Secondly a try before buy approach enables potential customers to gain the assurance that a Microsanj thermal imaging system can indeed meet their specific requirements for thermal analysis before committing the funds to purchase a system of their own.

9.    What are your goals for Microsanj?

Our primary goal is quite simple, and that is: get to a point where every microwave and semiconductor engineer has a Microsanj thermal analysis system on their workbench. To achieve this goal, we want to develop and offer simple to use thermal imaging systems with the spatial, temporal and thermal resolution required to meet the thermal analysis challenges presented by today’s and tomorrow’s most advanced semiconductor and optoelectronic devices.

The thermoreflectance technique is a key thermal imaging approach embedded in all of our thermal imaging systems. This approach provides the spatial resolution necessary to address the requirements for analyzing devices with ever-decreasing feature sizes. With smaller features, thermal events occur more rapidly, thus requiring very fast transient response, also supported by the thermoreflectance technique.

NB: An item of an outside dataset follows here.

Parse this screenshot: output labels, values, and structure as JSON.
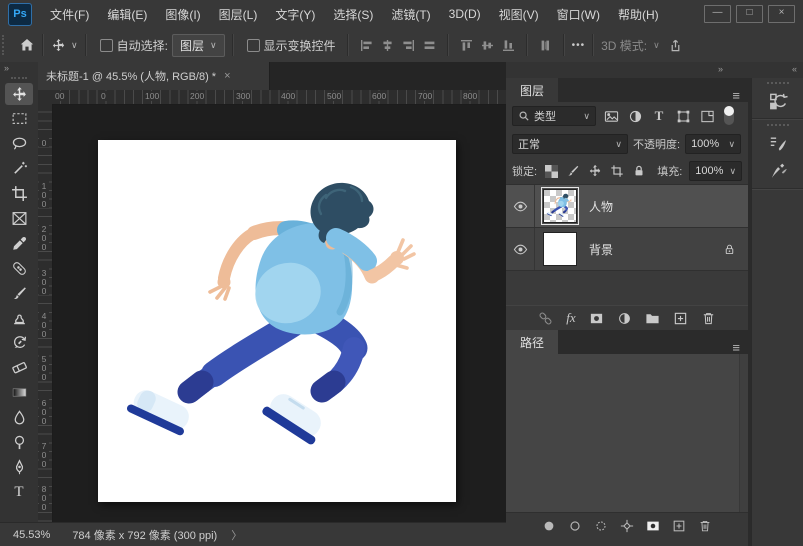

Our solutions can support IR emission thermography as well, to take advantage of its thermal sensitivity, an attribute essential for detecting very low power hot spots or other circuit-induced thermal anomalies that may contribute to an early device failure. With further development in these areas and continued focus on advanced software algorithms and ease-of-use, we hope to achieve our goal.

10.    Tell us about your backgrounds and the paths that led you to Microsanj.

Mo: With a Ph.D. in physics and electrical engineering, I was lucky to get introduced to high quality leadership in test and measurement early, being at HP/Keysight, and with a Stanford and Silicon Valley bug, explored building innovative businesses to make an impact in daily life. Microsanj was a vision by my mentor (Dad) to partner with my brother Ali and take his technology vision to a market reality.

Doug: My EE background includes several years of experience in the developement and management of microwave devices, components and systems for the Hewlett Packard/Keysight Microwave Instruments group, This was followed by working on broadband wireless access systems with Hewlett Packard, Lucent Technologies and Ensemble Communications. Mo and I initially paired up in this area at Hewlett Packard and again at Lucent, in the mid to late 90s, so we have many years working together. I began working at Microsanj in 2012. With my extensive background in the microwave area, I was quickly able to recognize how thermoreflectance-based thermal imaging technology being developed and commercialized at Microsanj would be beneficial for the microelectronics industry.